The Trump administration’s intention to authorize year-round sale of gasoline blended with a 15 percent ethanol mixture, announced Monday, perpetuates bad energy policy, both economically and environmentally.
Having more options in what you buy is usually a good thing. However, E15, as it’s called, wouldn’t exist without mandates, subsidies, and preferential treatment from the federal government.
E15 is not expanding competition and choice when the federal government mandates the production and consumption of ethanol. In fact, the government is very likely hurting competition through its E15 policy by keeping potentially better alternatives off the market.
If President Donald Trump truly wants to fulfill his campaign promise to help the Farm Belt, he should instead direct the Environmental Protection Agency to reduce the amount of forced ethanol consumption and work with Congress to eliminate the ethanol mandate.
Empowering individuals is the best way to maximize the value of America’s land and resources.
The federal government has been subsidizing biofuels, primarily corn-based ethanol, since the 1970s. The whopper of the handouts is the Renewable Fuel Standard, which mandates billions of gallons of ethanol be blended into gasoline each year, with a peak of 36 billion gallons in 2022.
Most of the vehicles in the United States run with E10, which is 90 percent gasoline and 10 percent ethanol. In 2010, the EPA began allowing up to 15 percent of ethanol to be blended into gasoline for cars and light-duty trucks from model years 2007 or newer. A year later, the agency included model years 2001 to 2006.
American Petroleum Institute asserts that as many as 3 out of 4 cars on the road today are not designed for E15. Ethanol fuel can corrode the engines of older cars, leading to expensive repair or replacement bills for drivers.
As the Department of Energy warns, “E10 remains the limit for passenger vehicles older than model year 2001 and for other non-road and small engines, and vehicles that use gasoline, such as lawn mowers, motorcycles, and boats.”
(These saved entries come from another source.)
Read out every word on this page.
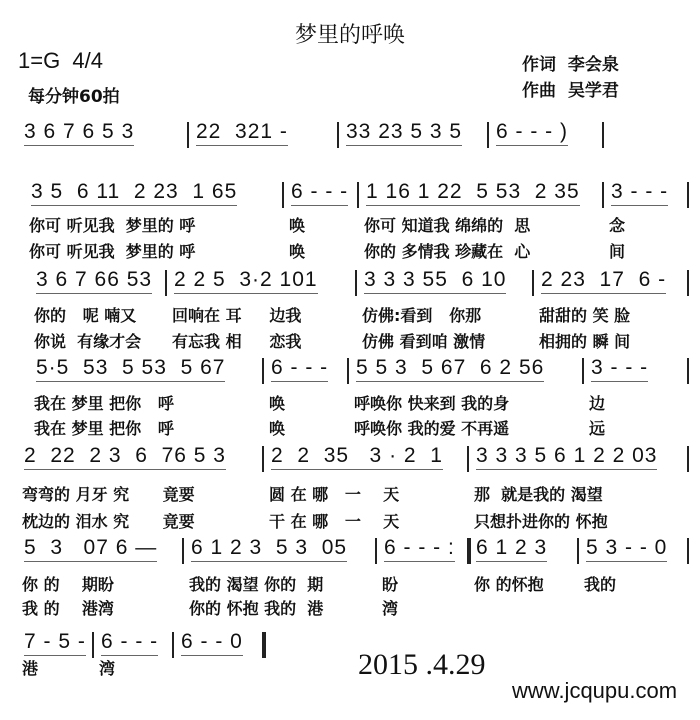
梦里的呼唤
1=G  4/4
每分钟60拍
作词  李会泉
作曲  吴学君
3 6 7 6 5 3	22  321 -	33 23 5 3 5 6 - - - )
3 5  6 11  2 23  1 65
你可 听见我  梦里的 呼
你可 听见我  梦里的 呼
6 - - -
唤
唤
1 16 1 22  5 53  2 35
你可 知道我 绵绵的  思
你的 多情我 珍藏在  心
3 - - -
念
间
3 6 7 66 53
你的   呢 喃又
你说  有缘才会
2 2 5  3·2 101
回响在 耳     边我
有忘我 相     恋我
3 3 3 55  6 10
仿佛:看到   你那
仿佛 看到咱 激情
2 23  17  6 -
甜甜的 笑 脸
相拥的 瞬 间
5·5  53  5 53  5 67
我在 梦里 把你   呼
我在 梦里 把你   呼
6 - - -
唤
唤
5 5 3  5 67  6 2 56
呼唤你 快来到 我的身
呼唤你 我的爱 不再遥
3 - - -
边
远
2  22  2 3  6  76 5 3
弯弯的 月牙 究      竟要
枕边的 泪水 究      竟要
2  2  35   3 · 2  1
圆 在 哪   一    天
干 在 哪   一    天
3 3 3 5 6 1 2 2 03
那  就是我的 渴望
只想扑进你的 怀抱
5  3   07 6 —
你 的    期盼
我 的    港湾
6 1 2 3  5 3  05
我的 渴望 你的  期
你的 怀抱 我的  港
6 - - - :
盼
湾
6 1 2 3
你 的怀抱
5 3 - - 0
我的
7 - 5 -
港
6 - - -
湾
6 - - 0
2015 .4.29
www.jcqupu.com
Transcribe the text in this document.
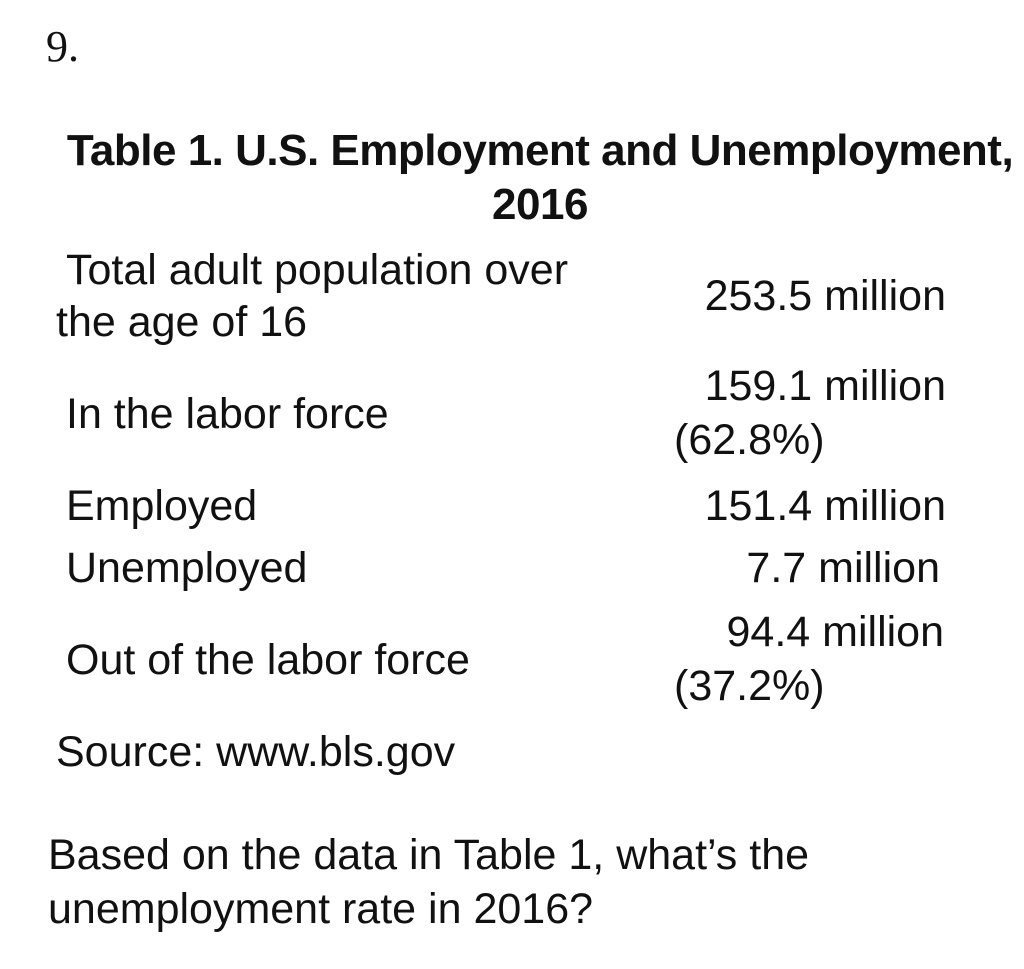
9.
Table 1. U.S. Employment and Unemployment,
2016
Total adult population over
the age of 16
253.5 million
In the labor force
159.1 million
(62.8%)
Employed	151.4 million
Unemployed	7.7 million
Out of the labor force
94.4 million
(37.2%)
Source: www.bls.gov
Based on the data in Table 1, what’s the unemployment rate in 2016?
Interestingly, some top corn-growing states also happen to be the states with the most motorcycles per capita.
Biofuel mandates will, in fact, harm America’s agricultural sector rather than help it.
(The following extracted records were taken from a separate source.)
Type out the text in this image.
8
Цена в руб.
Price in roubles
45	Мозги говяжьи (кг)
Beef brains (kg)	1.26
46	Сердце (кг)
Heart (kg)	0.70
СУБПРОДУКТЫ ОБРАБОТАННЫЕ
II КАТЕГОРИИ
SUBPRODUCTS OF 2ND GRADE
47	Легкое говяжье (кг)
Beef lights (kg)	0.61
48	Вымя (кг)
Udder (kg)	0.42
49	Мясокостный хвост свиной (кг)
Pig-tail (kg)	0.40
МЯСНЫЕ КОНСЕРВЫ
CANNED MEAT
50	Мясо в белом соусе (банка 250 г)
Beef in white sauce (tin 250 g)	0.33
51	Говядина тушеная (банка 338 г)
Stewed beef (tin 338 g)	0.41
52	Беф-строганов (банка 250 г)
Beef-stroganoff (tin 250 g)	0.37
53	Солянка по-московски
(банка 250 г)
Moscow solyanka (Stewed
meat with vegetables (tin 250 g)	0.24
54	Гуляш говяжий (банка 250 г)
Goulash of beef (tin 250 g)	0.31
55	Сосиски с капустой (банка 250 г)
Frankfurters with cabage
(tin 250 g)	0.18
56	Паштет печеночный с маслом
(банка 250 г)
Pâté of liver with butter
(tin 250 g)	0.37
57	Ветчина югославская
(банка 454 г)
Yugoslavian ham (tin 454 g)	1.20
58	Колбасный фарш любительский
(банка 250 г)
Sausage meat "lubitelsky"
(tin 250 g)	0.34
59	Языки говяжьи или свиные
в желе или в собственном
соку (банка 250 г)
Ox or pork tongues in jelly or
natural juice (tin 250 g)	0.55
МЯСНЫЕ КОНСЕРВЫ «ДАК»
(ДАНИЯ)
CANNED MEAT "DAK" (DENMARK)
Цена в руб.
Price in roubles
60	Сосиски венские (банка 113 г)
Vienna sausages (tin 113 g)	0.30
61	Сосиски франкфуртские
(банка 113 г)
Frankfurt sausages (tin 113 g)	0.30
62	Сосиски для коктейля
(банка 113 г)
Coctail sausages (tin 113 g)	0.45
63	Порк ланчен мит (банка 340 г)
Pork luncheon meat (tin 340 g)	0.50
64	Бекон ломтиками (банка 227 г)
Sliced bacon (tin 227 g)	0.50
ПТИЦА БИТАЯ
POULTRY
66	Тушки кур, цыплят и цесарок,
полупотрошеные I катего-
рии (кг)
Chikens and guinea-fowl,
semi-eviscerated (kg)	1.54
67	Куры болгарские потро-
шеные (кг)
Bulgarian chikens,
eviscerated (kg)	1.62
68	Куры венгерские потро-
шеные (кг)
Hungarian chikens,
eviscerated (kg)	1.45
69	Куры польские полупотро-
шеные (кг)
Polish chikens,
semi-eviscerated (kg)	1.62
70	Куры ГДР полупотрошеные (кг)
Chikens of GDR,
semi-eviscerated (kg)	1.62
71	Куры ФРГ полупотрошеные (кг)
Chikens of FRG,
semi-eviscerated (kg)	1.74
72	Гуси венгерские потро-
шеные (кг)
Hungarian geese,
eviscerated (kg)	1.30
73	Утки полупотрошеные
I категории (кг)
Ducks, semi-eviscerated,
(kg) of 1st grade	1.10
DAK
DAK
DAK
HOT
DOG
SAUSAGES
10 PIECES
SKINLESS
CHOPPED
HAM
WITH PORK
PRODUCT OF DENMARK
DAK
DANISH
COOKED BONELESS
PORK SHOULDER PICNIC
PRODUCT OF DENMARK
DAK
Requiring that oil refineries blend ethanol into gasoline artificially increases the demand for corn. As the government forces producers to mix more corn products into their fuel, these producers will require more ethanol, and therefore, demand for corn will increase.
When demand for a product increases, prices increase accordingly. The prices for products in which corn is a staple ingredient increase. Livestock and poultry producers, who are particularly concentrated in the Midwest, pay more, too.
This act of government intervention harms the poorest of consumers, who see higher prices throughout the grocery store and at the gas pump, and we should instead let the free market work in this sector to lower prices.
Converting more grassland to farmland will also have an adverse environmental impact, defeating the purpose of this so-called “green fuel.”
With higher productivity on these farms, we will see a greater use of fertilizers, insecticides, pesticides, and fossil fuels for production and distribution, as well as greater soil erosion, sedimentation, and nitrogen and phosphorous runoffs.
The unwanted environmental costs of agricultural production are a solvable problem. The real problem is that biofuels have been sold to policymakers and the public as “green,” whereas in practice, they can be more environmentally damaging than petroleum-based fuels.
Environmentalist groups that once supported the use of ethanol are now arguing that the ethanol mandate is poor environmental policy.
In fact, the reason that E15 is currently prohibited from being sold from June 1 through Sept. 15 is that burning ethanol in warmer weather contributes to ground-level ozone and smog.
Refiners have to switch to pricier summer blends for the same reasons. Herein lies the problem. Biofuels shouldn’t get a special exemption while other fuels do not.
If anything, the Trump administration should address federal ozone standards, which have become increasingly controversial as it becomes more expensive to meet tighter standards with smaller marginal increases in tangible benefits.
If the Trump administration really wants to shake things up, the president should direct the EPA administrator to use the agency’s waiver authority to reduce the volumetric renewable fuel requirements to zero gallons.
The Clean Air Act authorizes the agency to adjust the volumes set by Congress as part of an annual rule-making process.
Furthermore, the statute permits the administrator to waive part or the entire volumetric requirement based on determinations of economic or environmental harm or insufficient domestic supplies.
No administrator has ever tested the limits of “significant economic or environmental harm,” despite the fact that the Renewable Fuel Standard has caused both, distorting commodity production and prices, artificially raising the price of fuel and food, and having adverse environmental effects.
Maybe ethanol and E15 can survive in a free market that allows drivers to make different fuel choices, but the current policy offers nothing close to consumer choice or open markets.
The industry will never thrive if it is continually dependent on preferential policies from the government.
The incentive to innovate and compete with other fuel sources is significantly reduced when biofuel companies have a guaranteed share of the market.
It’s a good bet that more people at Trump rallies in Iowa or elsewhere are harmed than helped by the ethanol mandate.